A Cell-Free Protein Synthesis Platform for Rapid and Quantitative Protein-Protein Interaction Analysis

Protein-protein interactions (PPIs) facilitate many core biological functions, from signaling to complex and compartment assembly. Despite their importance and ubiquity, the study of PPIs is still often laborious and time-consuming. Additionally, there are few methods for the investigation of PPI kinetics in high throughput, despite the fact that understanding interaction kinetics is often critical for understanding and designing biological function. In this work, we present a robust cell-free method for the characterization of PPIs that enables high throughput, rapid, and quantitative characterization of both PPI interacti­on networks and kinetics.
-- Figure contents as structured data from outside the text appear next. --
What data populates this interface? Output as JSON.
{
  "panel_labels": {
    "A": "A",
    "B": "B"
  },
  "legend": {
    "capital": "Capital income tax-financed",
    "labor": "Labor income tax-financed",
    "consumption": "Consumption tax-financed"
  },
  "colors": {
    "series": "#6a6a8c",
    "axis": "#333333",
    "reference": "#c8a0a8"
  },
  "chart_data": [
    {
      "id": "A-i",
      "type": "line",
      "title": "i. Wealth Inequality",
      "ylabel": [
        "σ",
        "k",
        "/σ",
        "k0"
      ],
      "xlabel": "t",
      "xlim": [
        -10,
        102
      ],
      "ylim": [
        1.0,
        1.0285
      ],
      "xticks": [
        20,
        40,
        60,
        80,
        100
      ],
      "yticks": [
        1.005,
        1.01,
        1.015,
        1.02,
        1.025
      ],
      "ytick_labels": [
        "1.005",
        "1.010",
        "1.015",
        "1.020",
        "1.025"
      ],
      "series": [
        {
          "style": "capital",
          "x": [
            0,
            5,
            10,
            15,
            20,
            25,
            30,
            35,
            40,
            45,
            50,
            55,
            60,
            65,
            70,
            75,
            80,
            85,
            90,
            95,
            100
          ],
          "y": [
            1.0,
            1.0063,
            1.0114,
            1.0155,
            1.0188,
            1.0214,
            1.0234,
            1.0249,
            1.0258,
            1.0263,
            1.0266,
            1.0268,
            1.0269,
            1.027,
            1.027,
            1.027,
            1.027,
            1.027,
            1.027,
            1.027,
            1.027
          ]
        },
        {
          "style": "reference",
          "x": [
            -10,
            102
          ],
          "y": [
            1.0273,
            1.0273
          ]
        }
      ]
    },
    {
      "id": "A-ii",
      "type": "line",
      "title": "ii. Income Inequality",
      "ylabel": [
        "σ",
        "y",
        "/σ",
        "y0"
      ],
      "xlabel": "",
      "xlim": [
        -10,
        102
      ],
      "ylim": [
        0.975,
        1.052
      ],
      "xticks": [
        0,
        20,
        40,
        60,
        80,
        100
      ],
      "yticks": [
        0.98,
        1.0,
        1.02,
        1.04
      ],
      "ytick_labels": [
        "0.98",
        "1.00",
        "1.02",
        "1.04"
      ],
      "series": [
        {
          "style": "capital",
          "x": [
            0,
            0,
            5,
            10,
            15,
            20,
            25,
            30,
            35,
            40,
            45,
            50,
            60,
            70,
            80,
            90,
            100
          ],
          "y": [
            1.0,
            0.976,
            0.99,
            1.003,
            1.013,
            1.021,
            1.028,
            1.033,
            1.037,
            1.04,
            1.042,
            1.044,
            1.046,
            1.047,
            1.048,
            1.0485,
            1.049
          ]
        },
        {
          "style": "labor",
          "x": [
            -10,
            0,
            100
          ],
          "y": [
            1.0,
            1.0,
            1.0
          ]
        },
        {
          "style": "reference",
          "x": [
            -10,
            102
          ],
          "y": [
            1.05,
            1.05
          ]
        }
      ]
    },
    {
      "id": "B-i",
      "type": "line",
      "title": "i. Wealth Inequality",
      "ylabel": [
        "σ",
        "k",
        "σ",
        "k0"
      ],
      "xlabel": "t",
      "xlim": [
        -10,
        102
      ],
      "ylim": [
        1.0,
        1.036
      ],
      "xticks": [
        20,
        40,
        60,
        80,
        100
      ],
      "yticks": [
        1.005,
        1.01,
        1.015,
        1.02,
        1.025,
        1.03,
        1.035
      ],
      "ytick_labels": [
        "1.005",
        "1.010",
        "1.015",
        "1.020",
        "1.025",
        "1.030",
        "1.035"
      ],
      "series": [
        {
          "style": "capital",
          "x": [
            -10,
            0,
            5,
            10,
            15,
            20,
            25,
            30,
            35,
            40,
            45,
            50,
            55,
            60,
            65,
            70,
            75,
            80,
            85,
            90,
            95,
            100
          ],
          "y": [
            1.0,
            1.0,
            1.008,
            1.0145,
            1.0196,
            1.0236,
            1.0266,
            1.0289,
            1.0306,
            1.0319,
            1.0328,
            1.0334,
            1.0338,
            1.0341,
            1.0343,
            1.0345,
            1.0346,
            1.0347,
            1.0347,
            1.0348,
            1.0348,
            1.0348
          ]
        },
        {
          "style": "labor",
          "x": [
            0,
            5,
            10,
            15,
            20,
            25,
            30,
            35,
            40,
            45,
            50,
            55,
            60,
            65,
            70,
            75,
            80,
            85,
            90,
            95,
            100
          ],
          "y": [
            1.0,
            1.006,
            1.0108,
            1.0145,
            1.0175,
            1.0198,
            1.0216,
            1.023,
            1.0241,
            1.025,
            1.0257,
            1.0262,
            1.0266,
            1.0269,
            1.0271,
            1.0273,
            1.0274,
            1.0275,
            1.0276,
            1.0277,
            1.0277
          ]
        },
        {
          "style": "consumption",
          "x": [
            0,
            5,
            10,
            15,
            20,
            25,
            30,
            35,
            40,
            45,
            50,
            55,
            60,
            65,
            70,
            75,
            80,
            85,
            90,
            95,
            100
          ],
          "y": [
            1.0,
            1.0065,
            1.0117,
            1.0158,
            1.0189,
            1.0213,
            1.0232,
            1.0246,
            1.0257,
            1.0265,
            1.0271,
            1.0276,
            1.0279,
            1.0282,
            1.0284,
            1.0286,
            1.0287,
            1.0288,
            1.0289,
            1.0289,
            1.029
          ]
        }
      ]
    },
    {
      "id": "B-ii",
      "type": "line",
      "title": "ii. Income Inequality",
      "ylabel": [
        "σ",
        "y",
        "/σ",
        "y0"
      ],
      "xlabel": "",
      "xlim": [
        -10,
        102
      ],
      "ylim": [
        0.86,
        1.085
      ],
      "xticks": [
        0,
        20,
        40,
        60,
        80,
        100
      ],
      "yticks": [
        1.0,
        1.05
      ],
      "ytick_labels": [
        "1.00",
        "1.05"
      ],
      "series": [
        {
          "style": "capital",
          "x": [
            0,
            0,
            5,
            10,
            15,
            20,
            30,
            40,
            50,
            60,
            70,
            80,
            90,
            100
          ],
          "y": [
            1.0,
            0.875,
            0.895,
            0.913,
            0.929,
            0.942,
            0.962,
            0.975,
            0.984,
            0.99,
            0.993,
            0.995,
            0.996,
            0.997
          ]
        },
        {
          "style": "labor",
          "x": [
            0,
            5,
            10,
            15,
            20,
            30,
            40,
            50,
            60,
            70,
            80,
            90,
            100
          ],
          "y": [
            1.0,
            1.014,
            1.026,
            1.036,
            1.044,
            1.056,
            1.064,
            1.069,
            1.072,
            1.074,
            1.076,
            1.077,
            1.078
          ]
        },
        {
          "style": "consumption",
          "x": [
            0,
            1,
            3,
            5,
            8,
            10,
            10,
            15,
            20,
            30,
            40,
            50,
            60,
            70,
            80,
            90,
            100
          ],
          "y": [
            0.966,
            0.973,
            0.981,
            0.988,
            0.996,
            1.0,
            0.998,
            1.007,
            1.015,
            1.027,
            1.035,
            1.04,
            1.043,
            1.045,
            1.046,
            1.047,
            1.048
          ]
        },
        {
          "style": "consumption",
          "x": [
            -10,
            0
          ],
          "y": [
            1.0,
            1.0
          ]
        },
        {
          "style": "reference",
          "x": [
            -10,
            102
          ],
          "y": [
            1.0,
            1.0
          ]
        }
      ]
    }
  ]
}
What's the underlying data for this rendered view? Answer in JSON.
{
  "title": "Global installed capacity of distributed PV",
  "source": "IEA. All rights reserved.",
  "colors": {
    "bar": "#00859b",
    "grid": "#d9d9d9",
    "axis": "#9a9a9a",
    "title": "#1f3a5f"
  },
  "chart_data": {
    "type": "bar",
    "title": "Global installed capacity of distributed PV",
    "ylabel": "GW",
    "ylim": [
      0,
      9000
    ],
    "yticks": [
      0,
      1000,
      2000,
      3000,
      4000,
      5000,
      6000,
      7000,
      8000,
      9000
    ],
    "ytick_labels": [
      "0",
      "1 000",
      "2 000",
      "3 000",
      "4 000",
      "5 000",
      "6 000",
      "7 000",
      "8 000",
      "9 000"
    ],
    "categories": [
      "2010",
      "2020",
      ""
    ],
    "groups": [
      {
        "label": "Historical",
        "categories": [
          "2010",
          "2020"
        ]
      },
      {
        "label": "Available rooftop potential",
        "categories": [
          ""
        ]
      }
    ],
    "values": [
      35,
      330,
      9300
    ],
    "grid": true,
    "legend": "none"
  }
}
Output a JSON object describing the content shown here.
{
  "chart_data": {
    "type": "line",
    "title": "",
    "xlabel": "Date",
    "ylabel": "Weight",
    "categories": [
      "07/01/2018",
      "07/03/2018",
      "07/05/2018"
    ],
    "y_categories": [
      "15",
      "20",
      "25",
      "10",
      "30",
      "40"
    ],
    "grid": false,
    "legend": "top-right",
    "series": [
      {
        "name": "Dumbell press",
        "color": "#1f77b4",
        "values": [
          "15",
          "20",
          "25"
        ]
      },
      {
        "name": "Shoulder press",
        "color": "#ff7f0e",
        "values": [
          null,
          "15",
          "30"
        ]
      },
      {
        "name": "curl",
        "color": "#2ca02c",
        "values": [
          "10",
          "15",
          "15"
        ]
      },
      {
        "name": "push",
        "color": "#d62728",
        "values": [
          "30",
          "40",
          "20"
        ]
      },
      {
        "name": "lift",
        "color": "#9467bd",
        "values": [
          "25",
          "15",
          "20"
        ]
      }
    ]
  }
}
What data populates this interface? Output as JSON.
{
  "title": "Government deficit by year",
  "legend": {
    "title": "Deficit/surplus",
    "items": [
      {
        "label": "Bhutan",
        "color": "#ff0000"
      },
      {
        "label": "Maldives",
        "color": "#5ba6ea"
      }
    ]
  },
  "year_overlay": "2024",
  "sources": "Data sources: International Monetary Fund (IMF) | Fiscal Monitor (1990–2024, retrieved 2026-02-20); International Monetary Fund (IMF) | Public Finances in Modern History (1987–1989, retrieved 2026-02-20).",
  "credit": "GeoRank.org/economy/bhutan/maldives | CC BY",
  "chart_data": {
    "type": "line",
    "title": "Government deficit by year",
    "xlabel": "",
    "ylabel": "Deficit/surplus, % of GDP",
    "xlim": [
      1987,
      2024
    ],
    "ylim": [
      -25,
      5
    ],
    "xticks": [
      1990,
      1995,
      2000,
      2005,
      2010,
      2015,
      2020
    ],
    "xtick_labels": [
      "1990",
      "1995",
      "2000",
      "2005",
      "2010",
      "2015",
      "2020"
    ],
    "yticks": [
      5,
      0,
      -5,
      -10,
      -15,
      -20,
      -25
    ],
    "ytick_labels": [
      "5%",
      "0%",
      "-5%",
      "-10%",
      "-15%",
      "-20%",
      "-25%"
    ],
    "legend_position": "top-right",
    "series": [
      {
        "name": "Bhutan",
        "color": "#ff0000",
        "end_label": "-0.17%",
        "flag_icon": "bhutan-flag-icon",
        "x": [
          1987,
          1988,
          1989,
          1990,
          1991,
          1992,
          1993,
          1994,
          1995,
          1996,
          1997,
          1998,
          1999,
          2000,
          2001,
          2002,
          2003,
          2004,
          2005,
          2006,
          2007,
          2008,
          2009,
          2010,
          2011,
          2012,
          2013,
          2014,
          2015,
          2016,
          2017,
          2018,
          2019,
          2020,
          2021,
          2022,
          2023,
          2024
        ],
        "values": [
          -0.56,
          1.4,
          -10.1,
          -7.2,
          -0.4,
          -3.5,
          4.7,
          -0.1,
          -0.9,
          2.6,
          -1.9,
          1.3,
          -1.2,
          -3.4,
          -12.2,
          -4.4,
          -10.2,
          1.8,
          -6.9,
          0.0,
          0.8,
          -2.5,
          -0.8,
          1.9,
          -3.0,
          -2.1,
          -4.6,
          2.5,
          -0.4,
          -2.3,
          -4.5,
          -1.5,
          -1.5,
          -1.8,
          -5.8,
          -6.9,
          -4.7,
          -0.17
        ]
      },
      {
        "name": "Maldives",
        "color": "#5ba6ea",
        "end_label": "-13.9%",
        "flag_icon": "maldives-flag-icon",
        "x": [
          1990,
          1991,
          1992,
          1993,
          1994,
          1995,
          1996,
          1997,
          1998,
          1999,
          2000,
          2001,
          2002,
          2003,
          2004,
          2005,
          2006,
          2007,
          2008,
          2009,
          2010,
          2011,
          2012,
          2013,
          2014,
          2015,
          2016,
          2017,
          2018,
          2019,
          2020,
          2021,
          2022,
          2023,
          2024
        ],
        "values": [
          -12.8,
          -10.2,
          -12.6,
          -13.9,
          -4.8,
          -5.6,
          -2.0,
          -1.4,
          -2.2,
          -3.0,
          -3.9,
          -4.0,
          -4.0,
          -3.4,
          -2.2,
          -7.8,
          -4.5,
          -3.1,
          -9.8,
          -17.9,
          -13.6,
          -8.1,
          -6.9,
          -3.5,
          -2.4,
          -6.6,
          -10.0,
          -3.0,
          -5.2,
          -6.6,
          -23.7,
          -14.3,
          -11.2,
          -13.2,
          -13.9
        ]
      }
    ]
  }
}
Our platform leverages cell-free protein synthesis, an Echo^® 525 acoustic liquid handler, and a split luciferase complementation reporter to enable rapid expression and characterization of tens to hundreds of interaction partners on short time scales. We will present our results to validate the platform and characterize novel PPIs. Specifically, we will validate the method by measuring the kinetics of the well-studied PUMA and MCL-1 model PPI system without purification. Additionally, we will show our efforts to validate the platform's ability to characterize novel PPIs by examining tens of novel de novo designed heterodimers. A key feature of our approach is the ability to measure both the (1) interaction network and (2) kinetics of all strongly interacting and stable heterodimers within a single platform. Our results show that cell-free protein synthesis coupled with liquid handling robotics is a powerful tool for the rapid and high throughput characterization of PPIs. We expect this method will accelerate both the study and engineering of PPIs.